Charlie Olson — Quiet Precision
Part potter, part glaze chemist, Charlie Olson creates exquisite porcelain functional and semi-functional sculptural vessels. Often understated in their form, Olson’s works feature smooth organic shapes with impeccably applied glazes which Olson has developed and refined over his 35+ years of experience and experimentation.

Spruced Up – Group Show
This show delves into the nuances of style and intentional visual enhancement. This theme explores various aspects of augmenting appearances, whether through adornments, such as jewelry, costuming and fashion, or drawing inspiration from elements of nature such as birds’ plumage or flowers’ petals— the exhibition is a celebration of intentional style in its myriad forms. Artists in this exhibit include: Alison Bailey, Randall Berndt, Jessica Calderwood, Gerit Grimm, Susanne Henry, Kelli Hoppmann, Lydia Martin, S.V. Medaris, Susan Richter-O’Connell, Jean Roberts-Guequierre, Erica Schlueter, Skyler Simpson, Diane Washa, Jonathan Wilde, and Ariana Vaeth.
In no. 5: Casey Fletcher — Extramission
The now defunct theory of extramission once supposed that sight was made possible
by the emission of beams of elemental fire onto an object. An inversion of the
contemporary understanding of vision–referred to as intromission–the theory held that
a being’s gaze, inanimate or living, impacted the physical world. Though this theory
was replaced during the early days of the Enlightenment, extramission’s legacy is clear
in our present image-driven cultural moment. The works in this exhibition are reflections on how witnessing the bodies of the neglected, the oppressed, and the punished influences attitudes and catalyzes restorative action. Further, the bodies themselves bear witness and serve as illuminations into the darkness of humanity’s collective conscience.
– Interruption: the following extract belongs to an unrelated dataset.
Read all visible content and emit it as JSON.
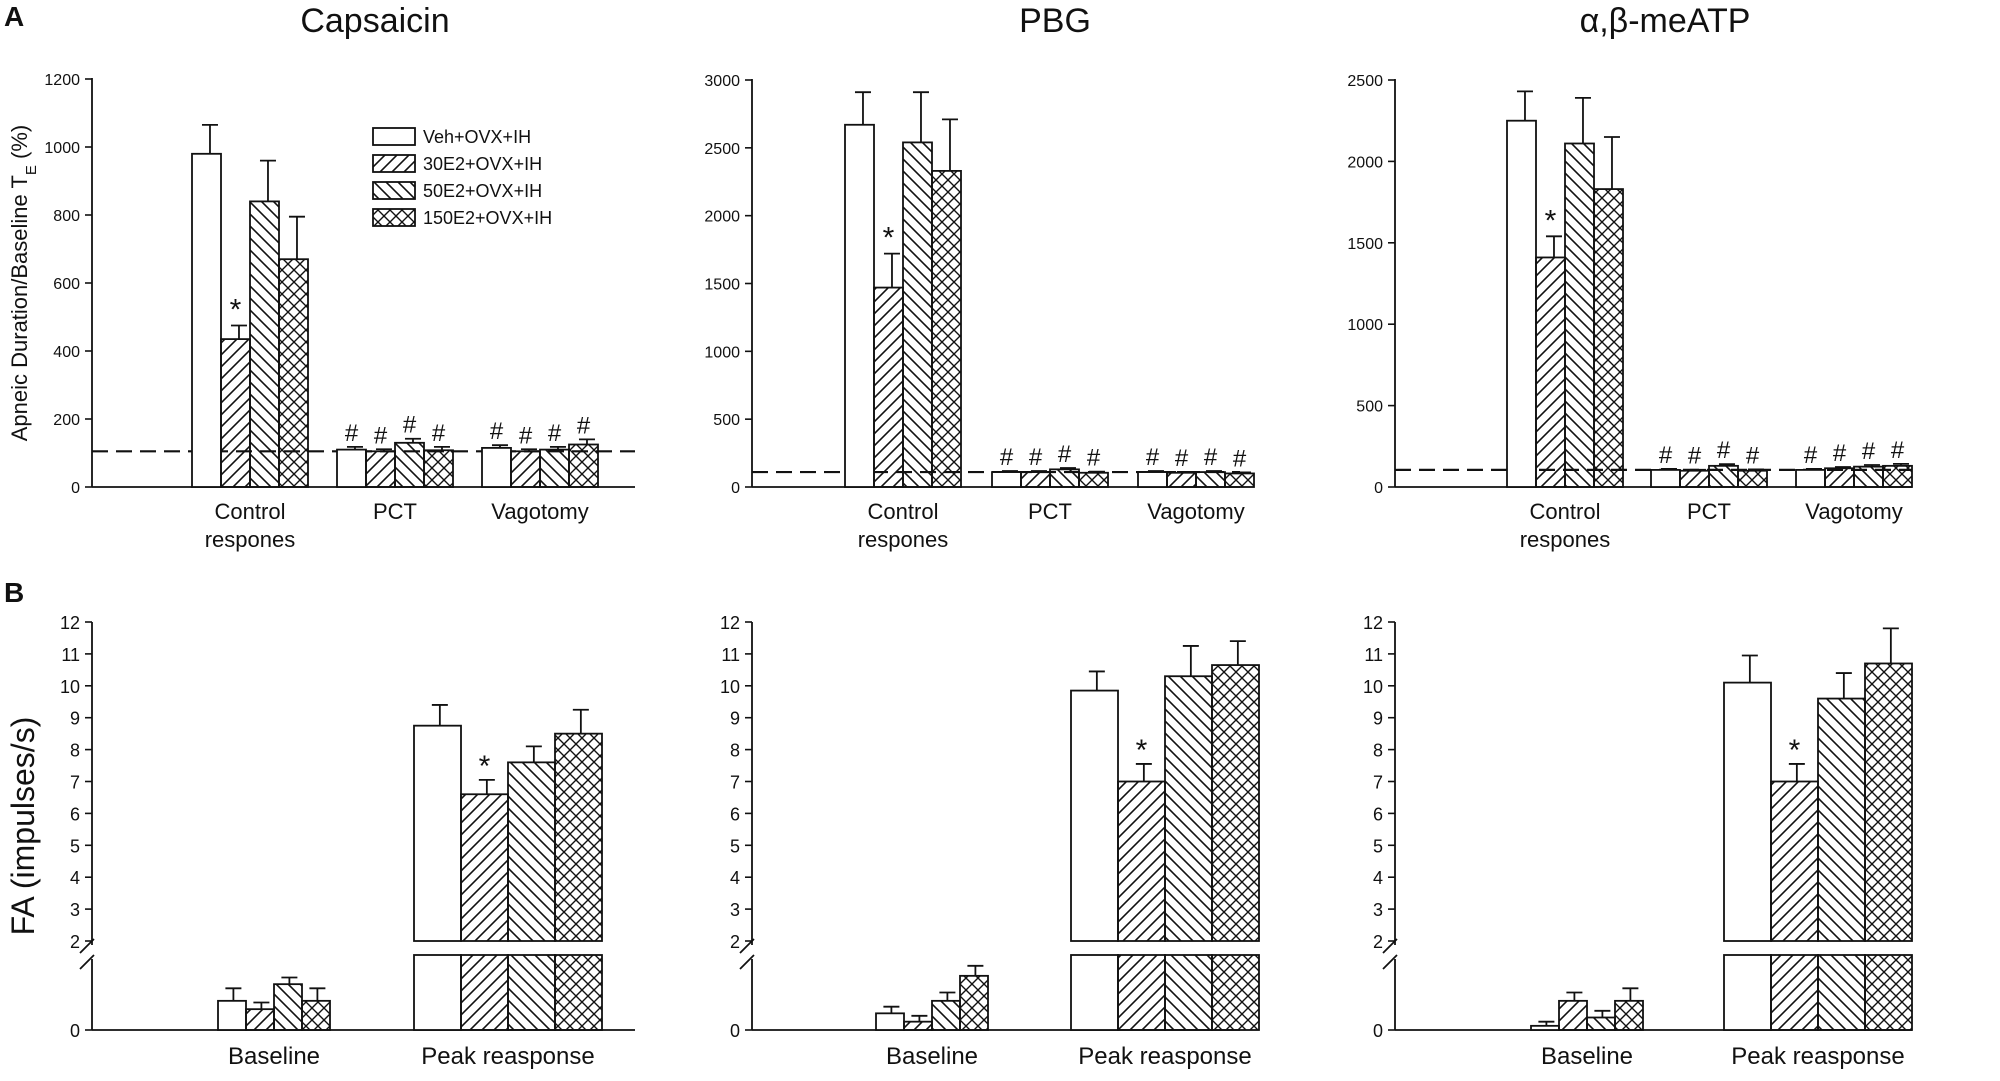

While the light they shine contains an implicating force both to those complicit during these events and to each of us in our present context, that same light also demonstrates the unique power afforded to those in the throes of extreme adversity. The bodies depicted in this exhibition serve as testimonies to the belief found in the Abrahamic faiths: there is a proximity to truth afforded to those with profound experience of suffering, loss, and poverty of spirit. This body of work is meant to reflect on America’s history of racially motivated mob violence experienced largely - but not exclusively - by Black Americans and how these moments of violence brought to light the true state of race relations to the uninitiated, and thereby catalyzed societal change in the years leading to the civil-rights movement.